My early references were the Phillip Street Revue, TV's The Mavis Bramston Show and That Was the Week That Was, and more recently, back in a live space, Kinselas' revue shows. I was around when Leon Fink's entrepreneurial genius excited into life that former funeral parlour in Taylor Square, making it a buzzy, relevant restaurant bar and cabaret room. For five years Sydney flocked to the room upstairs where Patrick Cook cartooned live; Max Gillies outed Bob Hawke, Russ Hinze and the Queen; Los Trios Ringbarkus barked; Garry McDonald's awful creation, Phil Stein, was born; the Globos spawned Mark Trevorrow's comic persona Bob Downe. Barry Humphries sent a letter of support. David Williamson took his cast there for supper after his latest premiere, Max Lambert and Linda Nagle played and sang. Brett Whiteley ate there. It felt immediate, a place to be, a kind of artistic nerve centre. Very Sydney.

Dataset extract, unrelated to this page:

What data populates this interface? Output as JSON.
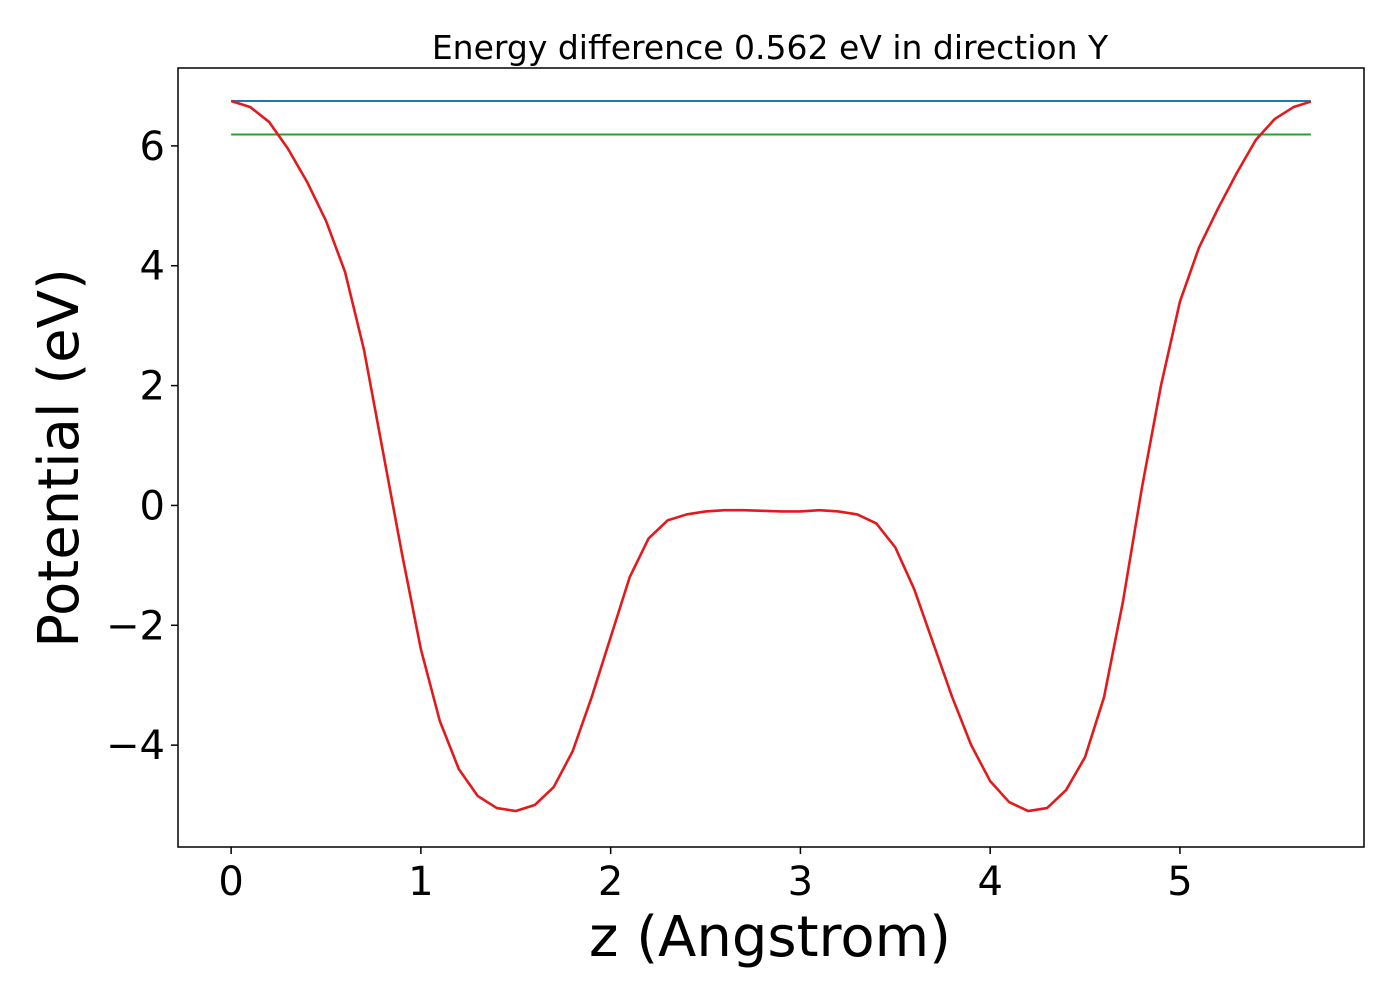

That was the inspiration for my Wharf Revue. But I wanted a consistent team, to offer, through sharp writing and performance, an immediate sense of our political climate now. I believed 'the boys', Jonathan with Drew Forsythe and Phil Scott, had the talent to make it work. And they always added a fabulous woman to the mix, Genevieve Lemon, Valerie Bader, Linda Nagle…

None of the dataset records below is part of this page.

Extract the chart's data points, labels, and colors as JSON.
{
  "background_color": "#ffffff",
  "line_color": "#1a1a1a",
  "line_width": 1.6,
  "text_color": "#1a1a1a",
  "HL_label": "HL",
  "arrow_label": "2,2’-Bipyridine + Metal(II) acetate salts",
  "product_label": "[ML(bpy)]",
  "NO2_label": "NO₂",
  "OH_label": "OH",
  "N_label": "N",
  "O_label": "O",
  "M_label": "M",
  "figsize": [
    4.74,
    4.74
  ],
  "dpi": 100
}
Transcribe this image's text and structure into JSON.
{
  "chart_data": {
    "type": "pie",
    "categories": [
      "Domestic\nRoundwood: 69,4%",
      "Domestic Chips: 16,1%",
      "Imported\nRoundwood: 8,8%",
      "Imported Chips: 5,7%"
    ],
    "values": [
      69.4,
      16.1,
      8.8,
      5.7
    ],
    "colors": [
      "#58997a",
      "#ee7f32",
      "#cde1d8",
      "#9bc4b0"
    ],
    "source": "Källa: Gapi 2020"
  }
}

The opening Revue set a tone of glorious silliness, The End of the Wharf As We Know It, and we knew that our Wharf, the site of serious theatre in Sydney, would never be the same again. It had been invaded by a comic satiric virus. Fine by me. But fun though the early ones were, it took a few shows before they began to gain confidence in their collective abilities to offer serious political satire. Once the more risky stuff started we kept an eye on the legal implications, led by our board director and legal expert, Henric Nicholas. Our board was emphatically supportive of the team's freedom to satirise, but the Revue sailed close to the wind a couple of times, and inevitably incurred wrath in certain quarters.

Over seven years it has evolved into a real force, a brilliant satirical revue team, confidently shining its collective light on our political leaders and commentators, and anyone or anything they reckon needs attention. In 2005 and 2006 our audience observed the increasingly dark tone of the Revue content. They are glad of the deepening and darkening focus of the writing. They say with satisfaction, 'This is in response to our times'. What greater praise than that they reflect the nation's tone?

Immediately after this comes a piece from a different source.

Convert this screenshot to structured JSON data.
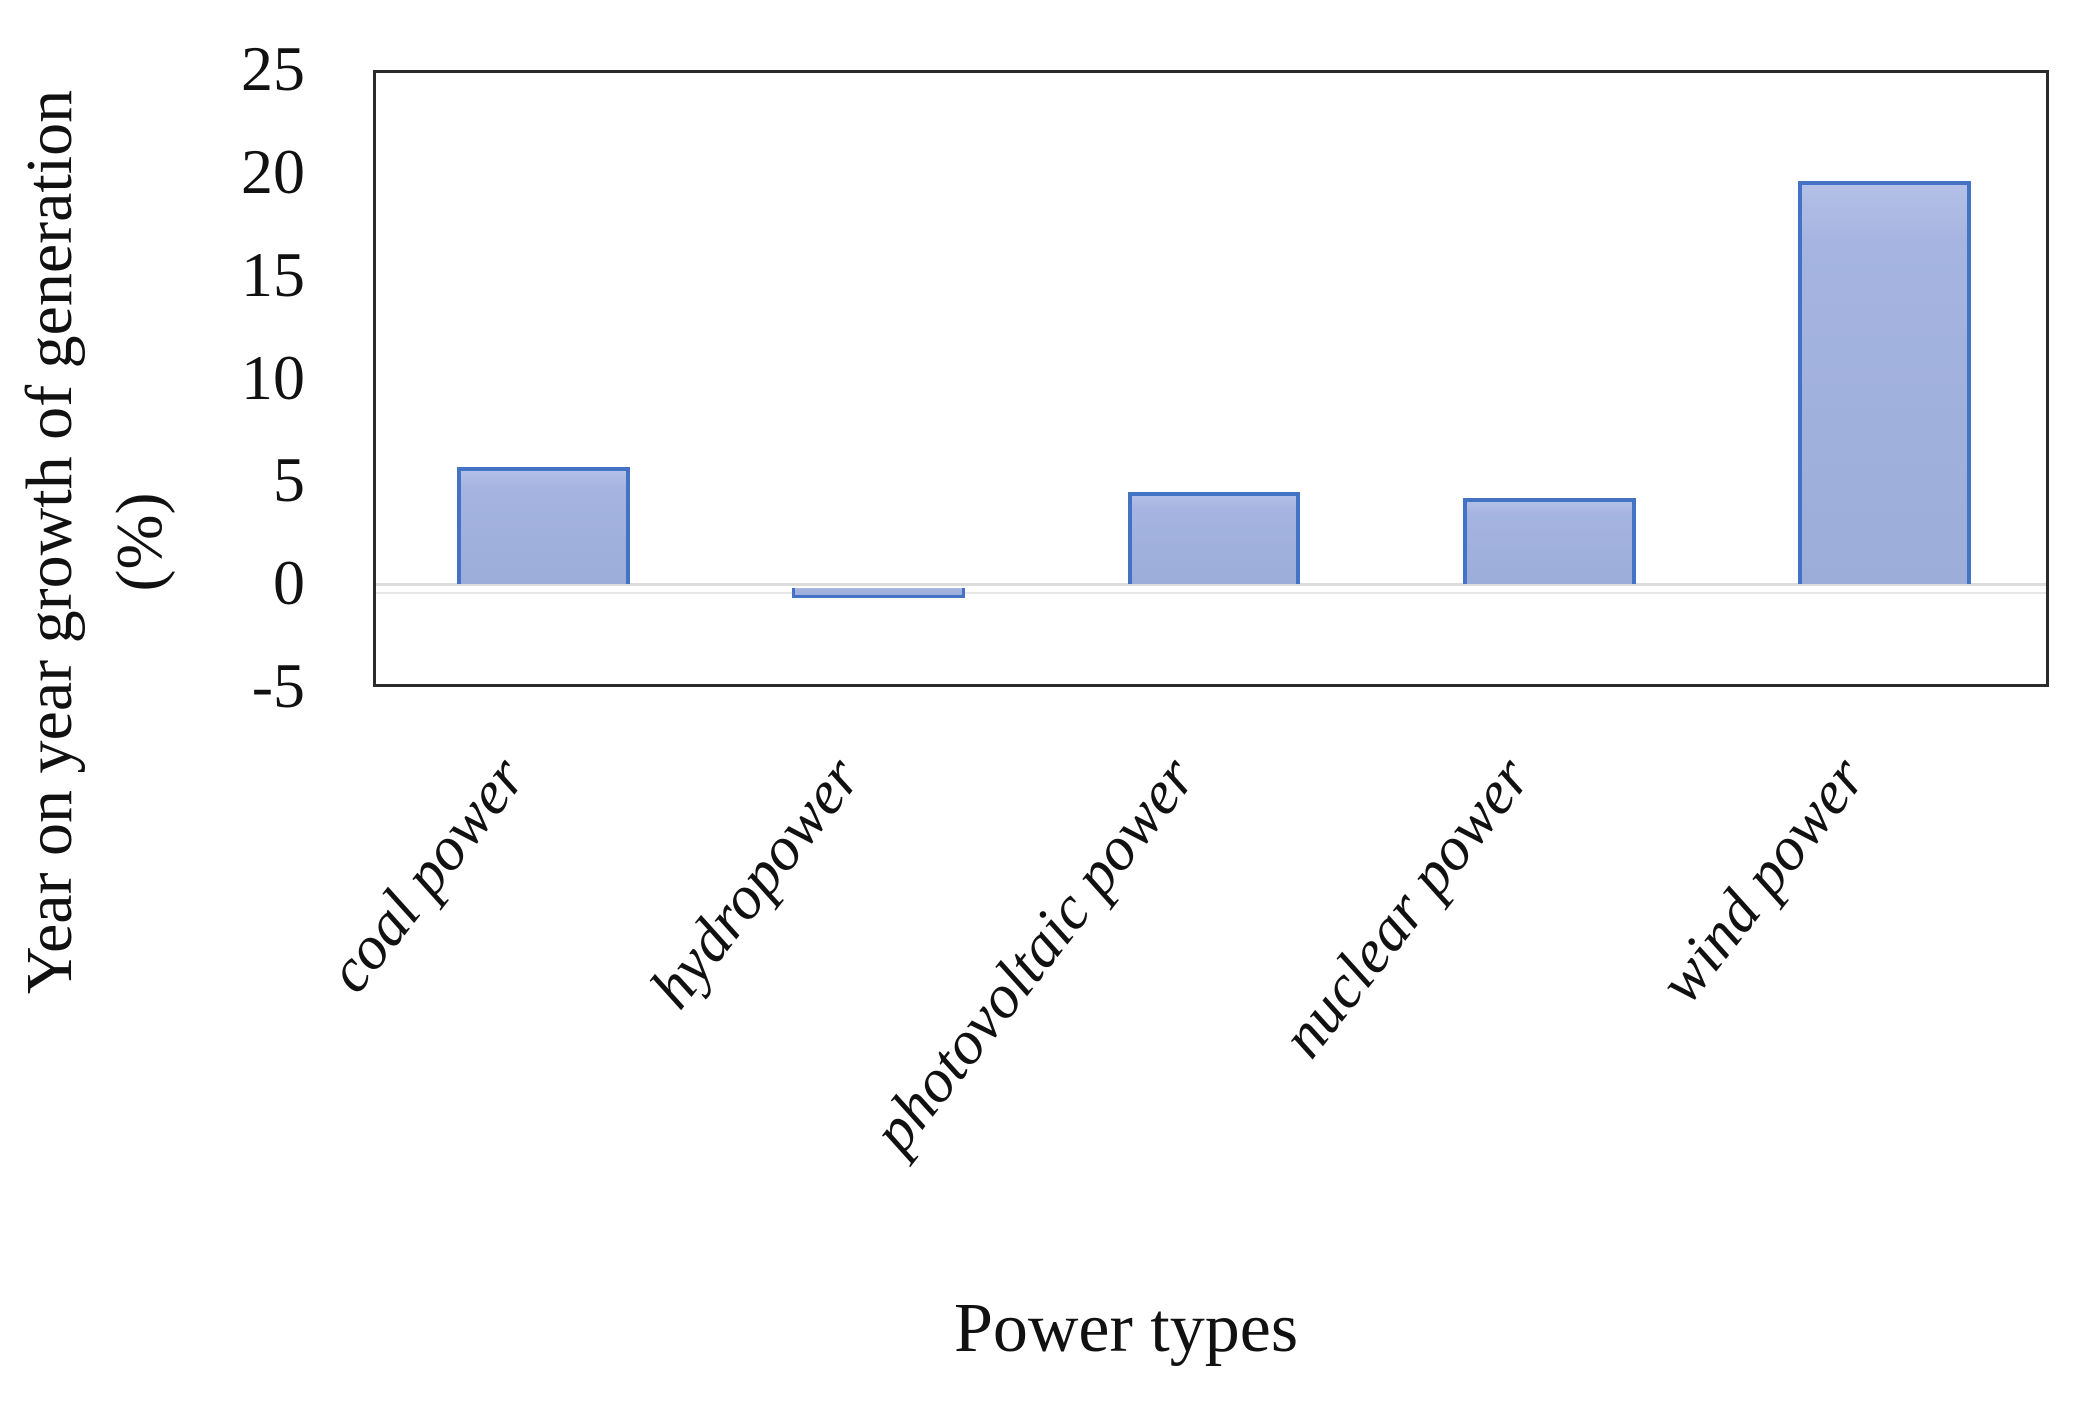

The legislation which Jonathan examines in his essay unnerved us, admittedly. Not for fear we would be prosecuted but for fear we might slip into self-censorship. As a theatre company we have a responsibility to our artists to facilitate their need to express themselves in their own voices, and to our audiences to let them hear those diverse voices. This is a fundamental responsibility for free speech which I am confident will prevail.